When Fosse created “Dancin’,” a musical revue of dance numbers he always wanted to stage, the show was savaged by critics in its Boston tryout because it didn’t tell a story like his previous musicals had. Before the show opened on Broadway, Schulman arranged a Sunday New York Times Arts & Leisure section feature and encouraged Fosse to emphasize it wasn’t a traditional book musical.

“He did. When the show opened on Broadway, it was 95 percent the same show that opened in Boston, and the critics said, ‘It’s fabulous! There’s no book, no story!’ We created the right expectation. We got it right.”

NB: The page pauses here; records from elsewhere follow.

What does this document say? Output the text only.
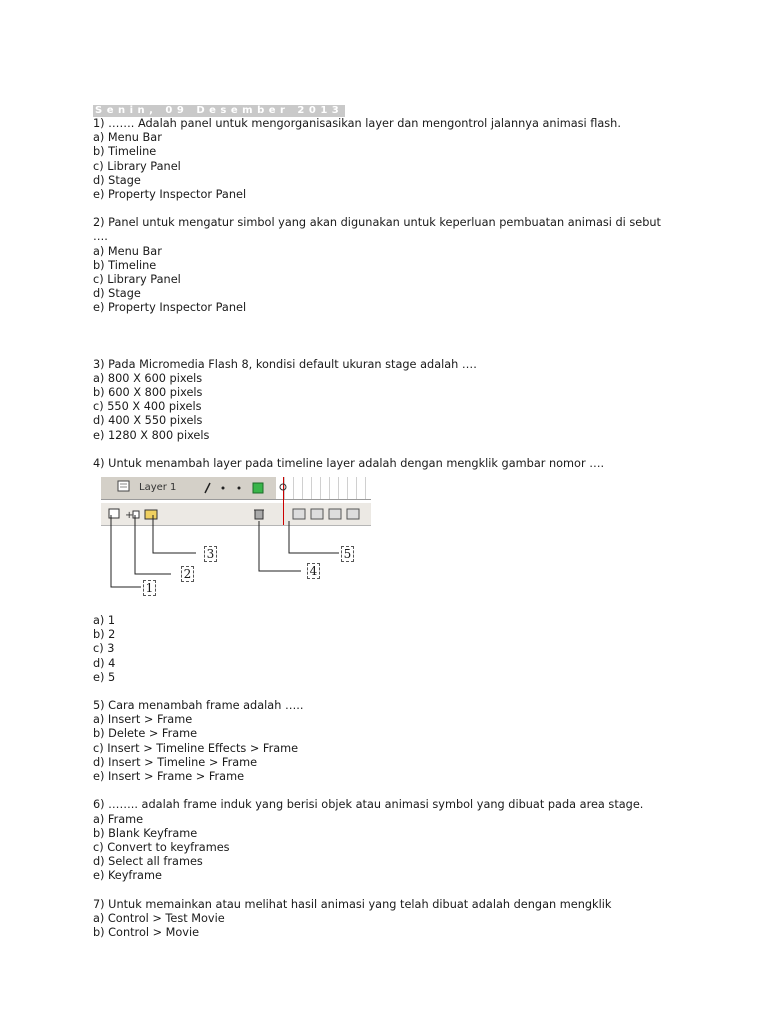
Senin, 09 Desember 2013
1) ……. Adalah panel untuk mengorganisasikan layer dan mengontrol jalannya animasi flash.
a) Menu Bar
b) Timeline
c) Library Panel
d) Stage
e) Property Inspector Panel
2) Panel untuk mengatur simbol yang akan digunakan untuk keperluan pembuatan animasi di sebut
….
a) Menu Bar
b) Timeline
c) Library Panel
d) Stage
e) Property Inspector Panel
3) Pada Micromedia Flash 8, kondisi default ukuran stage adalah ….
a) 800 X 600 pixels
b) 600 X 800 pixels
c) 550 X 400 pixels
d) 400 X 550 pixels
e) 1280 X 800 pixels
4) Untuk menambah layer pada timeline layer adalah dengan mengklik gambar nomor ….
Layer 1
+
1
2
3
4
5
a) 1
b) 2
c) 3
d) 4
e) 5
5) Cara menambah frame adalah …..
a) Insert > Frame
b) Delete > Frame
c) Insert > Timeline Effects > Frame
d) Insert > Timeline > Frame
e) Insert > Frame > Frame
6) …….. adalah frame induk yang berisi objek atau animasi symbol yang dibuat pada area stage.
a) Frame
b) Blank Keyframe
c) Convert to keyframes
d) Select all frames
e) Keyframe
7) Untuk memainkan atau melihat hasil animasi yang telah dibuat adalah dengan mengklik
a) Control > Test Movie
b) Control > Movie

Schulman also said — several times — how sexy Fosse was and talked about having one very memorable dance with him.

Bacall had a reputation for being gruff but always was nice to her, Schulman said. George C. Scott made a career out of playing tough guys, but he was a pussycat offstage and unconcerned with the trappings of celebrity. Zero Mostel “was fabulous on stage, not so much off stage.”

She worked with Mostel on a play called “The Merchant.” It was a production where everything that could go wrong did go wrong, especially for Mostel, who died while the show was in tryouts in Philadelphia.

After seeing Martin in “Peter Pan,” Schulman wrote the star a letter, and she wrote back. They continued to correspond, and Martin even sent her tickets for an opening night performance one time. Decades later she got to talk to Martin backstage after a performance in Washington, D.C., this time as two theater professionals instead of stage star and starstruck child.

“We left the theater, came out the stage door, and there were people waiting for her autograph,” Schulman said. “I looked at all those people, and I knew exactly how they felt, because I was them, and I still am them. Inside me is that little girl who used to stand outside the stage door and tell them how much they changed her life.”